Monday, February 11, 2013

Horsemeat scandal: forget the abattoirs


BBC 011-rom.jpg

Catching up on the stuff we were writing overnight, the BBC is retailing denials from the Romanian prime minister that his country's abattoirs are involved in the horsemeat scandal.

This is Victor Ponta, who, expressing anger that his country had been blamed, says, "From all the data we have at the moment, there is no breach of European rules committed by companies from Romania or on Romanian territory".

Without even having to check this, there is good reason for accepting this statement at face value. As we pointed out earlier, the false labelling scam does not work that way. Most often, meat is legitimately produced and only downstream does it acquire a new identity. 

The difficulty for investigators is that, if the labels are fraudulent, and the meat has undergone an identity change, the actual indications of origin may be false. Just because either labelling or invoices say the product is Romanian does not mean that is the place of slaughter. 

Even then, slaughtered animals loose their identity once they are butchered in cutting premises, acquiring the "establishment number" of the premises in which the meat is packaged. At that stage, the meat could be from anywhere, even imported from third countries. 

But even then, that is not the whole of it. As this report indicates, processed horsemeat products are sold quite legitimately in Continental supermarkets, which means that horsemeat will be legally held in many processing plants. 
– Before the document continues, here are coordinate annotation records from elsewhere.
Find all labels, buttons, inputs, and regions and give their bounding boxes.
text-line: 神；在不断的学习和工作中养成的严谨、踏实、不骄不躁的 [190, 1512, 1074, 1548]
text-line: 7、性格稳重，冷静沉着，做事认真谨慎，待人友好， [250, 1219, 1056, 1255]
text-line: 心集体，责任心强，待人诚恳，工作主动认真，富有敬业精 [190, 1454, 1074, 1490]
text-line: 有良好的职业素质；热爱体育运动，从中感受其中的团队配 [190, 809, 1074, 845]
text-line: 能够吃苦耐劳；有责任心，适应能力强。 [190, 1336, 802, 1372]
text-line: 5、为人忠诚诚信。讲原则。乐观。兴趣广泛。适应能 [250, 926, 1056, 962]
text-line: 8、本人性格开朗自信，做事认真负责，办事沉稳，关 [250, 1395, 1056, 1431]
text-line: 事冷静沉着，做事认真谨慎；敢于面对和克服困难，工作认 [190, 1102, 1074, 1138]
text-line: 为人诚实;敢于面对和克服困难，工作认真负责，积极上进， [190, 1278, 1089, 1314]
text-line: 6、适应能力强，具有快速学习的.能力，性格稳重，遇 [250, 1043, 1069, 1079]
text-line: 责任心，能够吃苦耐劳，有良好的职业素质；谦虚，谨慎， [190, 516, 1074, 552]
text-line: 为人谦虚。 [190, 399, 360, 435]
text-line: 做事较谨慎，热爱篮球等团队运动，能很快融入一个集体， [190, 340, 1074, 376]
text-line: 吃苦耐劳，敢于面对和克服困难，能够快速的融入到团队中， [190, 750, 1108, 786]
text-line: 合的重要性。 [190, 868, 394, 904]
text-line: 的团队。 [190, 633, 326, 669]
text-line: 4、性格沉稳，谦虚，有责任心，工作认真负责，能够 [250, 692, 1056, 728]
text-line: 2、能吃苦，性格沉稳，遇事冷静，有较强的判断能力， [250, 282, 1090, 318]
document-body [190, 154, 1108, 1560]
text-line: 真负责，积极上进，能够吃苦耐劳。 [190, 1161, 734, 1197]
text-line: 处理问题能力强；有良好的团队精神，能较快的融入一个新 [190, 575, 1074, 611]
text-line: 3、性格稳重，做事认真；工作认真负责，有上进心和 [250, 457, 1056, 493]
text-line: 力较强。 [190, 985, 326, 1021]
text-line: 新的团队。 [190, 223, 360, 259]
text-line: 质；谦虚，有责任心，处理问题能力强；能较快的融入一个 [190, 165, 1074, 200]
There is always the possibility, therefore, that substitution occurred in the processing plants themselves, with the paperwork doctored to suit. As we illustrated in our first piece, process workers would have no idea what type of meat they were handling. In fact, a process one day could be legitimate, and the next day not, depending on the labelling applied to the end product. 

The complexities, though, are beginning to show with the Irish end of the horsemeat scandal, where the Irish authorities pinned the problem on Poland, yet the Polish authorities are denying involvement. Thus, both countries (Romania and Poland) fingered as the source of illicit horsemeat are denying their involvement. 

As regards Ireland, there is even some suggestion that Ulster gangs could be involved, putting abandoned horses that are unfit for human consumption into the food chain. And, although this has been dismissed as speculation, putting Polish labels on the meat would be a good way of throwing investigators off the scent. 

Anyone with any real knowledge of the system will understand these complexities. Traceabilty for a whole range of foods, and especially high-value products such as meat, is a joke. Thus to suggest that you can police the internal market on the basis of a paperwork trail is a very bad joke.